What should be the threshold for FDA requesting full AI credibility documentation vs. simplified disclosure? (e.g., <1% model influence → simplified; >50% influence → full assessment)
How will FDA regulate commercial AI models (e.g., ChatGPT, Claude) used in drug development when training data is proprietary and not disclosed?

In sum: what this data says about Question 9¶

The evidence shows that FDA's AI governance expectations are crystallizing around a core principle: AI assists humans; humans decide. RGDS satisfies this principle by treating AI as a documented instrument inside the decision log, with explicit confidence bounds, human review layers, and override rationale that together create an audit trail satisfying both current draft guidance and anticipated future mandates.
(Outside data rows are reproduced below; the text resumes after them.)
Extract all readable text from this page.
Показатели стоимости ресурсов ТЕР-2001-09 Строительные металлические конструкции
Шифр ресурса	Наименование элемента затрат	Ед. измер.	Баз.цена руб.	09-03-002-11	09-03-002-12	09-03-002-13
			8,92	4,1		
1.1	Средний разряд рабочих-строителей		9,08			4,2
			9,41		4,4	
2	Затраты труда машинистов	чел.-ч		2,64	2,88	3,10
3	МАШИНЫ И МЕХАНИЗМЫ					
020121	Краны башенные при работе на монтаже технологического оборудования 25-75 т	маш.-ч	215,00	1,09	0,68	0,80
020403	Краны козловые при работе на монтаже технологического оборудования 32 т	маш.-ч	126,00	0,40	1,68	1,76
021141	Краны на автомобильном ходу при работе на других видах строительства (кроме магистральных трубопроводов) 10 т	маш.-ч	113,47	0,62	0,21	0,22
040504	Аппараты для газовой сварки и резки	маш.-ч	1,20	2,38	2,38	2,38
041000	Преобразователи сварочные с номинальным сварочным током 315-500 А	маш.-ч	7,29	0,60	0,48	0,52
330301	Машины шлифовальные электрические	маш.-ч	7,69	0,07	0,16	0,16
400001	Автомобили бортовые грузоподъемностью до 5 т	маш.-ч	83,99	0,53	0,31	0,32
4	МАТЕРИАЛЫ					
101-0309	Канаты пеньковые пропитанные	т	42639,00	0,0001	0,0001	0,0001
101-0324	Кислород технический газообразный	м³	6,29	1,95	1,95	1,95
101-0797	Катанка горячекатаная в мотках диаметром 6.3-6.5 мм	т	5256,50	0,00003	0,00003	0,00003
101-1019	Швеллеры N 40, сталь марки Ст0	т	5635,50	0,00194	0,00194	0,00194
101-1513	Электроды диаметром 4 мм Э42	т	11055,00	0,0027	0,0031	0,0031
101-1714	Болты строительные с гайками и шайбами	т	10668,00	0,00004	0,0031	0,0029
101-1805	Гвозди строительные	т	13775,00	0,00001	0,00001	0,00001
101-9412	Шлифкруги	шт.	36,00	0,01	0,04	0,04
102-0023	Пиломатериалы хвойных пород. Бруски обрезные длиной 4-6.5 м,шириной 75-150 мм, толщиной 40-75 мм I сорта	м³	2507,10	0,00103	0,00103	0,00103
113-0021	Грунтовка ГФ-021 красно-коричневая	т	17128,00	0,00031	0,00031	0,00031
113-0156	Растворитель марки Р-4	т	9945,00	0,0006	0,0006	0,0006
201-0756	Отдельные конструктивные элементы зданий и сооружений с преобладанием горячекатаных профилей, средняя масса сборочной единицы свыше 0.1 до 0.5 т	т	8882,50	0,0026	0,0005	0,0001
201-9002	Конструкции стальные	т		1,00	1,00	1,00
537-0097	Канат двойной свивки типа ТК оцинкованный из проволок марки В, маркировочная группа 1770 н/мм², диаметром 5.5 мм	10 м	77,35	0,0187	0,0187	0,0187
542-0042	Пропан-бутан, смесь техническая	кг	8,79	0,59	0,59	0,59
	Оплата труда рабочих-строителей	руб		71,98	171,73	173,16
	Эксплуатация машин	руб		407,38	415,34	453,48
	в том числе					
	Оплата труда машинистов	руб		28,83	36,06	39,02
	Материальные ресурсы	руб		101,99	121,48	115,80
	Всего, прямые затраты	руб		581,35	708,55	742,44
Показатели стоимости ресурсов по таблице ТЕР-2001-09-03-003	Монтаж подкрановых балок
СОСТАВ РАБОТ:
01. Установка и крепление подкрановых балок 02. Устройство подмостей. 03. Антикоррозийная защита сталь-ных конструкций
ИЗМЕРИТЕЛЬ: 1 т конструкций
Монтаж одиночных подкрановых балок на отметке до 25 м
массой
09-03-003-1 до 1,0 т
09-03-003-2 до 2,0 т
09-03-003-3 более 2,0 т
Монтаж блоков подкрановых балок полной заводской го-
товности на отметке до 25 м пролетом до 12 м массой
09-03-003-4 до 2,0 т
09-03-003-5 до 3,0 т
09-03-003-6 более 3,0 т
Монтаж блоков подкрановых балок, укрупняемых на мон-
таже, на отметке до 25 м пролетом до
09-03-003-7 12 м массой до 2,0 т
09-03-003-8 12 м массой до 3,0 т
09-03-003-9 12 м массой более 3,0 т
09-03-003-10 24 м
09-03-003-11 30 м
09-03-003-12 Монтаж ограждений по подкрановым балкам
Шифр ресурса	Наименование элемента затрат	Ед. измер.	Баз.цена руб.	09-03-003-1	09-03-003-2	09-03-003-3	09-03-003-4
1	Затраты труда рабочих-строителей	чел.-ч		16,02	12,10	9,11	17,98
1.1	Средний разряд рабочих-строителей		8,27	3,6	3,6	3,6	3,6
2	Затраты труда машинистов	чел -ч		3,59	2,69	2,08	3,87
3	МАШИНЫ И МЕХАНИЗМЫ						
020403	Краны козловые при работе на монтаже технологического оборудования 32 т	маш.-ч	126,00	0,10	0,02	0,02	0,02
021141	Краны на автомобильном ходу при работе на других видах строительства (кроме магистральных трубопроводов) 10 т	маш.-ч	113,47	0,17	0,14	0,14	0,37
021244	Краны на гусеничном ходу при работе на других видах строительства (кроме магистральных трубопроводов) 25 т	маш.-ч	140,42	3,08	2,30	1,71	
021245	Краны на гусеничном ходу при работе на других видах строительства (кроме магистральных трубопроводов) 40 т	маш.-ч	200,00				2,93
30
Organizations that adopt this framework now gain competitive advantage by demonstrating governance maturity before it becomes a compliance requirement.

Realistic, conservative conclusion: RGDS‑style AI governance (structured aiassistance object + multi‑tier human review + explicit overrides) can realistically satisfy FDA's January 2025 draft guidance expectations and anticipated 2027–2028 Phase 2 guidance requiring AI disclosure in Module 1.7–1.8 of eCTD submissions; organizations using this framework are unlikely to face AI‑related Form 483 observations or deficiency letters.
Main mechanisms: The aiassistance object records tool characteristics (name, version, fine‑tuning), task purpose and scope, confidence metrics (F1‑score, accuracy bands), human review findings from each tier (author, SME, QC, functional lead), explicit humanoverride entries showing what AI output was rejected and why, and final trustworthiness assessment tied to validation evidence.
Where RGDS helps vs. does not: It reliably improves AI transparency, FDA inspection readiness, and regulatory compliance for AI‑assisted content and decisions; it does not replace fundamental AI model validation, fix poor model selection for high‑risk tasks, or make general‑purpose LLMs appropriate for safety‑critical regulatory decisions without strong human validation.
FDA alignment: RGDS decision logs directly populate proposed eCTD Module 1.7 (AI/ML Governance Documentation) and Module 1.8 (Decision Governance Summary) sections anticipated in FDA's Phase 2 guidance (2027–2028), meaning sponsors investing in RGDS now will have audit‑ready documentation ready for those future requirements.
Pragmatic next move: For a sponsor using or considering AI tools for regulatory work (medical writing, regulatory intelligence, CMC simulation, clinical data reconciliation), the highest‑leverage starting point is to introduce RGDS aiassistance logging for one or two concrete AI use cases, enforce multi‑tier human review aligned with existing QA tiers, document overrides and rationale, and use early FDA interactions (pre‑submission meetings, pre‑approval inspections) to validate that this disclosure level meets expectations; scale to additional AI tools only after initial validation.